Vidéo : Discours de clôture par Dilip Soman pour le Symposium sur la recherche en littératie financière

Transcription

Dilip : Nous avons quelque chose d’inhabituel, c’est-à-dire que j’ai préparé des diapositives pour le mot de la fin et je ne sais pas pourquoi je l’ai fait, mais les voici. Elles n’ont pas l’air terriblement compliquées, mais lorsque j’ai commencé hier, on me rappelait qu’il y a trois ans, nous avions organisé un événement ici même à la salle Desautels sur la littératie financière en partenariat avec vous, Jane. Vous et moi sommes levés à ce moment-là, John Lynch nous a présenté un exposé fabuleux à ce stade-ci avec ses méta-analyses sur l’efficacité des programmes de littératie financière. Il a commencé par montrer une corrélation de 0,1 % comme pour indiquer que la littératie ne fonctionne pas, mais c’est probablement un type très naïf de leçon à retenir de cette recherche.
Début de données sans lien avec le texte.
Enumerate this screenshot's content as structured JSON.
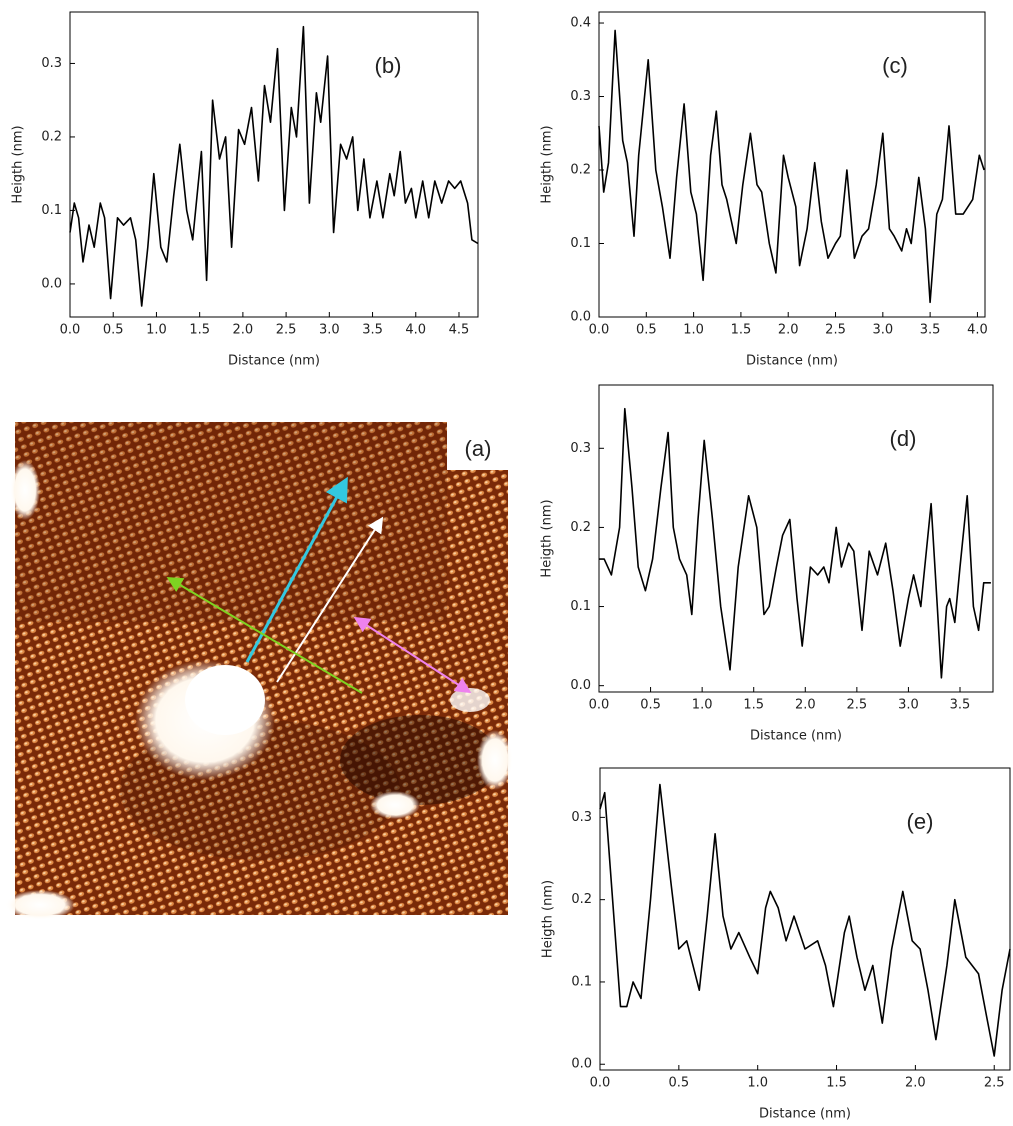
{
  "image": {
    "label": "(a)"
  },
  "chart_data": [
    {
      "type": "line",
      "title": "(b)",
      "xlabel": "Distance (nm)",
      "ylabel": "Heigth (nm)",
      "color": "#000000",
      "x": [
        0,
        0.05,
        0.1,
        0.15,
        0.22,
        0.28,
        0.35,
        0.4,
        0.47,
        0.55,
        0.62,
        0.7,
        0.76,
        0.83,
        0.9,
        0.97,
        1.05,
        1.12,
        1.2,
        1.27,
        1.35,
        1.42,
        1.52,
        1.58,
        1.65,
        1.73,
        1.8,
        1.87,
        1.95,
        2.02,
        2.1,
        2.18,
        2.25,
        2.32,
        2.4,
        2.48,
        2.56,
        2.62,
        2.7,
        2.77,
        2.85,
        2.9,
        2.98,
        3.05,
        3.13,
        3.2,
        3.27,
        3.33,
        3.4,
        3.47,
        3.55,
        3.62,
        3.7,
        3.75,
        3.82,
        3.88,
        3.95,
        4.0,
        4.08,
        4.15,
        4.22,
        4.3,
        4.38,
        4.45,
        4.52,
        4.6,
        4.65,
        4.72
      ],
      "values": [
        0.07,
        0.11,
        0.09,
        0.03,
        0.08,
        0.05,
        0.11,
        0.09,
        -0.02,
        0.09,
        0.08,
        0.09,
        0.06,
        -0.03,
        0.05,
        0.15,
        0.05,
        0.03,
        0.12,
        0.19,
        0.1,
        0.06,
        0.18,
        0.005,
        0.25,
        0.17,
        0.2,
        0.05,
        0.21,
        0.19,
        0.24,
        0.14,
        0.27,
        0.22,
        0.32,
        0.1,
        0.24,
        0.2,
        0.35,
        0.11,
        0.26,
        0.22,
        0.31,
        0.07,
        0.19,
        0.17,
        0.2,
        0.1,
        0.17,
        0.09,
        0.14,
        0.09,
        0.15,
        0.12,
        0.18,
        0.11,
        0.13,
        0.09,
        0.14,
        0.09,
        0.14,
        0.11,
        0.14,
        0.13,
        0.14,
        0.11,
        0.06,
        0.055
      ],
      "xlim": [
        0,
        4.72
      ],
      "ylim": [
        -0.045,
        0.37
      ],
      "xticks": [
        {
          "value": 0,
          "label": "0.0"
        },
        0.5,
        {
          "value": 1,
          "label": "1.0"
        },
        1.5,
        {
          "value": 2,
          "label": "2.0"
        },
        2.5,
        {
          "value": 3,
          "label": "3.0"
        },
        3.5,
        {
          "value": 4,
          "label": "4.0"
        },
        4.5
      ],
      "yticks": [
        {
          "value": 0,
          "label": "0.0"
        },
        0.1,
        0.2,
        0.3
      ]
    },
    {
      "type": "line",
      "title": "(c)",
      "xlabel": "Distance (nm)",
      "ylabel": "Heigth (nm)",
      "color": "#000000",
      "x": [
        0,
        0.05,
        0.1,
        0.17,
        0.25,
        0.3,
        0.37,
        0.42,
        0.52,
        0.6,
        0.67,
        0.75,
        0.82,
        0.9,
        0.97,
        1.03,
        1.1,
        1.18,
        1.24,
        1.3,
        1.35,
        1.45,
        1.52,
        1.6,
        1.67,
        1.72,
        1.8,
        1.87,
        1.95,
        2.0,
        2.08,
        2.12,
        2.2,
        2.28,
        2.35,
        2.42,
        2.5,
        2.55,
        2.62,
        2.7,
        2.78,
        2.85,
        2.93,
        3.0,
        3.07,
        3.12,
        3.2,
        3.25,
        3.3,
        3.38,
        3.45,
        3.5,
        3.57,
        3.63,
        3.7,
        3.77,
        3.85,
        3.95,
        4.02,
        4.07
      ],
      "values": [
        0.26,
        0.17,
        0.21,
        0.39,
        0.24,
        0.21,
        0.11,
        0.22,
        0.35,
        0.2,
        0.15,
        0.08,
        0.19,
        0.29,
        0.17,
        0.14,
        0.05,
        0.22,
        0.28,
        0.18,
        0.16,
        0.1,
        0.18,
        0.25,
        0.18,
        0.17,
        0.1,
        0.06,
        0.22,
        0.19,
        0.15,
        0.07,
        0.12,
        0.21,
        0.13,
        0.08,
        0.1,
        0.11,
        0.2,
        0.08,
        0.11,
        0.12,
        0.18,
        0.25,
        0.12,
        0.11,
        0.09,
        0.12,
        0.1,
        0.19,
        0.12,
        0.02,
        0.14,
        0.16,
        0.26,
        0.14,
        0.14,
        0.16,
        0.22,
        0.2
      ],
      "xlim": [
        0,
        4.08
      ],
      "ylim": [
        0,
        0.415
      ],
      "xticks": [
        {
          "value": 0,
          "label": "0.0"
        },
        0.5,
        {
          "value": 1,
          "label": "1.0"
        },
        1.5,
        {
          "value": 2,
          "label": "2.0"
        },
        2.5,
        {
          "value": 3,
          "label": "3.0"
        },
        3.5,
        {
          "value": 4,
          "label": "4.0"
        }
      ],
      "yticks": [
        {
          "value": 0,
          "label": "0.0"
        },
        0.1,
        0.2,
        0.3,
        0.4
      ]
    },
    {
      "type": "line",
      "title": "(d)",
      "xlabel": "Distance (nm)",
      "ylabel": "Heigth (nm)",
      "color": "#000000",
      "x": [
        0,
        0.05,
        0.12,
        0.2,
        0.25,
        0.32,
        0.38,
        0.45,
        0.52,
        0.6,
        0.67,
        0.72,
        0.78,
        0.85,
        0.9,
        0.96,
        1.02,
        1.1,
        1.18,
        1.27,
        1.35,
        1.45,
        1.53,
        1.6,
        1.65,
        1.72,
        1.78,
        1.85,
        1.92,
        1.97,
        2.05,
        2.12,
        2.18,
        2.23,
        2.3,
        2.35,
        2.42,
        2.47,
        2.55,
        2.62,
        2.7,
        2.78,
        2.85,
        2.92,
        3.0,
        3.05,
        3.12,
        3.22,
        3.28,
        3.32,
        3.37,
        3.4,
        3.45,
        3.5,
        3.57,
        3.63,
        3.68,
        3.73,
        3.8
      ],
      "values": [
        0.16,
        0.16,
        0.14,
        0.2,
        0.35,
        0.25,
        0.15,
        0.12,
        0.16,
        0.25,
        0.32,
        0.2,
        0.16,
        0.14,
        0.09,
        0.21,
        0.31,
        0.21,
        0.1,
        0.02,
        0.15,
        0.24,
        0.2,
        0.09,
        0.1,
        0.15,
        0.19,
        0.21,
        0.11,
        0.05,
        0.15,
        0.14,
        0.15,
        0.13,
        0.2,
        0.15,
        0.18,
        0.17,
        0.07,
        0.17,
        0.14,
        0.18,
        0.12,
        0.05,
        0.11,
        0.14,
        0.1,
        0.23,
        0.1,
        0.01,
        0.1,
        0.11,
        0.08,
        0.15,
        0.24,
        0.1,
        0.07,
        0.13,
        0.13
      ],
      "xlim": [
        0,
        3.82
      ],
      "ylim": [
        -0.008,
        0.38
      ],
      "xticks": [
        {
          "value": 0,
          "label": "0.0"
        },
        0.5,
        {
          "value": 1,
          "label": "1.0"
        },
        1.5,
        {
          "value": 2,
          "label": "2.0"
        },
        2.5,
        {
          "value": 3,
          "label": "3.0"
        },
        3.5
      ],
      "yticks": [
        {
          "value": 0,
          "label": "0.0"
        },
        0.1,
        0.2,
        0.3
      ]
    },
    {
      "type": "line",
      "title": "(e)",
      "xlabel": "Distance (nm)",
      "ylabel": "Heigth (nm)",
      "color": "#000000",
      "x": [
        0,
        0.03,
        0.08,
        0.13,
        0.17,
        0.21,
        0.26,
        0.32,
        0.38,
        0.45,
        0.5,
        0.55,
        0.63,
        0.68,
        0.73,
        0.78,
        0.83,
        0.88,
        0.95,
        1.0,
        1.05,
        1.08,
        1.13,
        1.18,
        1.23,
        1.3,
        1.38,
        1.43,
        1.48,
        1.55,
        1.58,
        1.63,
        1.68,
        1.73,
        1.79,
        1.85,
        1.92,
        1.98,
        2.03,
        2.08,
        2.13,
        2.2,
        2.25,
        2.32,
        2.4,
        2.45,
        2.5,
        2.55,
        2.6
      ],
      "values": [
        0.31,
        0.33,
        0.2,
        0.07,
        0.07,
        0.1,
        0.08,
        0.2,
        0.34,
        0.22,
        0.14,
        0.15,
        0.09,
        0.18,
        0.28,
        0.18,
        0.14,
        0.16,
        0.13,
        0.11,
        0.19,
        0.21,
        0.19,
        0.15,
        0.18,
        0.14,
        0.15,
        0.12,
        0.07,
        0.16,
        0.18,
        0.13,
        0.09,
        0.12,
        0.05,
        0.14,
        0.21,
        0.15,
        0.14,
        0.09,
        0.03,
        0.12,
        0.2,
        0.13,
        0.11,
        0.06,
        0.01,
        0.09,
        0.14
      ],
      "xlim": [
        0,
        2.6
      ],
      "ylim": [
        -0.007,
        0.36
      ],
      "xticks": [
        {
          "value": 0,
          "label": "0.0"
        },
        0.5,
        {
          "value": 1,
          "label": "1.0"
        },
        1.5,
        {
          "value": 2,
          "label": "2.0"
        },
        2.5
      ],
      "yticks": [
        {
          "value": 0,
          "label": "0.0"
        },
        0.1,
        0.2,
        0.3
      ]
    }
  ]
}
Nous avons ensuite dit : « Bien, réfléchissons au moment où cela fonctionne et réfléchissons aux conditions dans lesquelles cela fonctionne », et l’une des choses que nous avons dites à ce moment-là, il y a trois ans, c’est que nous devons réfléchir à la meilleure façon de tirer parti de la science du comportement pour aider à déterminer ce que nous pouvons faire en plus de l'éducation financière, à améliorer l'efficacité de la littératie financière et, au cours de la dernière année et demie, nous avons parcouru un long chemin depuis. Je veux dire, si vous pouvez simplement repenser à tout le beau travail que nous avons vu, il est absolument phénoménal.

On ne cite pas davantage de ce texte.